The Fourth Industrial Revolution and Its Dual Forces
Adani framed the current era as the fourth industrial revolution, defined by the transformative power of artificial intelligence. He explained that human progress advances in leaps, each driven by a technology revolution that initially disrupts society before rebuilding it at a higher level of capability.
He acknowledged the profound anxieties accompanying such shifts, including fears of job displacement, irrelevance, and ceding control to poorly understood systems. "Fear of displacement, fear of irrelevance and fear of giving up control to systems we do not yet fully understand are not signs of weakness, they are deeply human," he said. However, he offered a historical perspective for optimism, noting that technology ultimately expands possibilities. "History is remarkably consistent on the fact that technology does not destroy work, it first disrupts roles and then expands possibilities," Adani stated.

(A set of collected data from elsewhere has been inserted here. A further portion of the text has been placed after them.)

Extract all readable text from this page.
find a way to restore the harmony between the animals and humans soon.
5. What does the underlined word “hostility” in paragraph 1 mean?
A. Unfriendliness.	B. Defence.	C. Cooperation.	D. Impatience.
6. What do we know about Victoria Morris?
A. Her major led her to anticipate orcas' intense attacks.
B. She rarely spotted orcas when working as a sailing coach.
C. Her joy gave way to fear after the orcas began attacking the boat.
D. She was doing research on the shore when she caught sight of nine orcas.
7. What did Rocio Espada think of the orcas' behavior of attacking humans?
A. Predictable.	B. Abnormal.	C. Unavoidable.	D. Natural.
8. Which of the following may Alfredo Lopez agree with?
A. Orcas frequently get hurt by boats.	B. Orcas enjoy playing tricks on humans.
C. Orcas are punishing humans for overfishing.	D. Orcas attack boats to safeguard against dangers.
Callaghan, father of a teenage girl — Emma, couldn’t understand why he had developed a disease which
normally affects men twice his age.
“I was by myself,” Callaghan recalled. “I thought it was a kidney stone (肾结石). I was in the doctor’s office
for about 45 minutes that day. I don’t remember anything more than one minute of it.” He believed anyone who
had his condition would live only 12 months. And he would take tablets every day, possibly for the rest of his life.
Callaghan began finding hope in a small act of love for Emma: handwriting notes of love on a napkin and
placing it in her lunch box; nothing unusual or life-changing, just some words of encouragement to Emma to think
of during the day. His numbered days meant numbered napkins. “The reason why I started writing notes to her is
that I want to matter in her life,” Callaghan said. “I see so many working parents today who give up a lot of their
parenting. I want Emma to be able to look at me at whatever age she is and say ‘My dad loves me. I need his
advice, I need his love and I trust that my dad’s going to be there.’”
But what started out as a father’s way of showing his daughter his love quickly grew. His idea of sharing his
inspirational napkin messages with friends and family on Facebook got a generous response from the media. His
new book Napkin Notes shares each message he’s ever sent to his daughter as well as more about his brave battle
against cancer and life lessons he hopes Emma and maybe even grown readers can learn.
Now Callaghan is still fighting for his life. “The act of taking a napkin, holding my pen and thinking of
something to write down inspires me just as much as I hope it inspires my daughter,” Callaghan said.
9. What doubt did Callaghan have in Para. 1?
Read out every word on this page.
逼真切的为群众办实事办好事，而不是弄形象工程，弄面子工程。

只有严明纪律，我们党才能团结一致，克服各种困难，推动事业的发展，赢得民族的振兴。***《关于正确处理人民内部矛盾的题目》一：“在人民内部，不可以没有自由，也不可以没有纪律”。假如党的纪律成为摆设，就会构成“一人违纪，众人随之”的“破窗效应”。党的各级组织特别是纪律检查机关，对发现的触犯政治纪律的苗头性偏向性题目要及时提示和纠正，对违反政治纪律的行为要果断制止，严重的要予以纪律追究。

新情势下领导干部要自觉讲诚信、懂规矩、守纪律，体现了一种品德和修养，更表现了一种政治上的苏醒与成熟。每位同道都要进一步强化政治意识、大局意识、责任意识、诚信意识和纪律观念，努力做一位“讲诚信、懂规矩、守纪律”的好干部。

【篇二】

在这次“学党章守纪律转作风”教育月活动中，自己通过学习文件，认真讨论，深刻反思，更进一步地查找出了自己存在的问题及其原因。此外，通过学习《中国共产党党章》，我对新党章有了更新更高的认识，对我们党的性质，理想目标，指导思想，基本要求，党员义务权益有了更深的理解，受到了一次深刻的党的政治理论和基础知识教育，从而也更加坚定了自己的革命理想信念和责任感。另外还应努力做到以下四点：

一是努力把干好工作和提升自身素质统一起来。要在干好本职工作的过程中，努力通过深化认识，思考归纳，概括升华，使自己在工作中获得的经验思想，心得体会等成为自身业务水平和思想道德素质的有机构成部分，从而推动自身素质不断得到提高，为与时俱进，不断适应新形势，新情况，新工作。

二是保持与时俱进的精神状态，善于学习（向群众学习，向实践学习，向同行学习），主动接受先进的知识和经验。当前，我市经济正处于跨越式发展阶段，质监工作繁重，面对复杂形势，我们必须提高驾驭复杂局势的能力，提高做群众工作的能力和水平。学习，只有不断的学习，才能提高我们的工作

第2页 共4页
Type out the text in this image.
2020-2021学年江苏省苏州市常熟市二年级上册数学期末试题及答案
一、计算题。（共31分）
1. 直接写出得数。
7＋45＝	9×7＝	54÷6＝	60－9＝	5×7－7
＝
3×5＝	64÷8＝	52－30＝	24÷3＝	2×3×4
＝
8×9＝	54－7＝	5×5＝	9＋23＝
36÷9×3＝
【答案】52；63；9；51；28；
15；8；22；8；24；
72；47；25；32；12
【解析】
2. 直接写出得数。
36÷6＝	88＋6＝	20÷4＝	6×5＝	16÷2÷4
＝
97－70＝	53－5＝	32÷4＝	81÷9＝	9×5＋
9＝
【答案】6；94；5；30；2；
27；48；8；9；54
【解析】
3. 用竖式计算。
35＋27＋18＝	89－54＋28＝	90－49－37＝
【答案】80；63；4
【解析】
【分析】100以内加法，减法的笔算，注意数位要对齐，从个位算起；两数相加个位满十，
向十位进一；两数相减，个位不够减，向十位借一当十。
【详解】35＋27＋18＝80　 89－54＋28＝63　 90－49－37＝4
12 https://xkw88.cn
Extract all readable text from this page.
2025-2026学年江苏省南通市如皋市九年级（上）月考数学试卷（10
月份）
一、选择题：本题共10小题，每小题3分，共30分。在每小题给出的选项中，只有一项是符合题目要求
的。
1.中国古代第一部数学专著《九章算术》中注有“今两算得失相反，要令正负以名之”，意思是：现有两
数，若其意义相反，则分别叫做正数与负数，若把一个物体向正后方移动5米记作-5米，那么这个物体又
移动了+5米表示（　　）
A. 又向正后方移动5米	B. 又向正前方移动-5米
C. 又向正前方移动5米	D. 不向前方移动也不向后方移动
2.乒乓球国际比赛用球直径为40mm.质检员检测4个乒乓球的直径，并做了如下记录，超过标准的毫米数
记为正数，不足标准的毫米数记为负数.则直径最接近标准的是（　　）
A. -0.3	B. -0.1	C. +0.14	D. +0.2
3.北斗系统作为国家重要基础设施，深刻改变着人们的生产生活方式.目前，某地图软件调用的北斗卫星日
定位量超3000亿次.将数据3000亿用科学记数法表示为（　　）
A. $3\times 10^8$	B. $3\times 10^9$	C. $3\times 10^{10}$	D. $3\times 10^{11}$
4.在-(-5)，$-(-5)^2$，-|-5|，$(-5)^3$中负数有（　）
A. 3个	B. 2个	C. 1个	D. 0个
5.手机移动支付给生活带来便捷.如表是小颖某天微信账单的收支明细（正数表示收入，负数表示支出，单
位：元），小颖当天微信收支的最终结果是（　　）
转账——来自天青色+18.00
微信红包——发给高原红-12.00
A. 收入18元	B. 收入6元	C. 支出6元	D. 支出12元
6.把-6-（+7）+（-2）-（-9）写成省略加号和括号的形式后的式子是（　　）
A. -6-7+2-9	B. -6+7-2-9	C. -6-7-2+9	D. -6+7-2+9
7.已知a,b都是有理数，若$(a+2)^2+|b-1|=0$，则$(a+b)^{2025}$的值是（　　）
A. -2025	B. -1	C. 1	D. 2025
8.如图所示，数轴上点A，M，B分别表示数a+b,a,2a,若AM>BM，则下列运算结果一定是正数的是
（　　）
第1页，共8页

He cited the cellphone revolution as a prime example, which, contrary to fears, created millions of jobs. Between 1991 and 2024, India added over 230 million non-farm jobs, with the majority generated after the proliferation of digital infrastructure.
From Access to Capability: The AI Leap
Adani expressed confidence that AI represents the next, even more powerful, leap forward. "If cellphones gave Bharat greater access, AI will give it greater capability," he predicted. Yet, he also highlighted the double-edged nature of this advancement, warning against growth without sovereignty.
"A nation of 1.4 billion people cannot afford to place its jobs, data, culture, and collective intelligence at the mercy of foreign algorithms and foreign balance sheets," Adani warned, underscoring the strategic risk of dependence.
He pointed to the stage where AI's true value would be realized: its integration into physical infrastructure and industries. "Real transformation begins when AI models step into the real world, into airports, ports, power grids, and factories. This is where the value of AI truly explodes. I call this the industrialization of AI," Adani concluded, outlining the practical frontier where India must compete and win.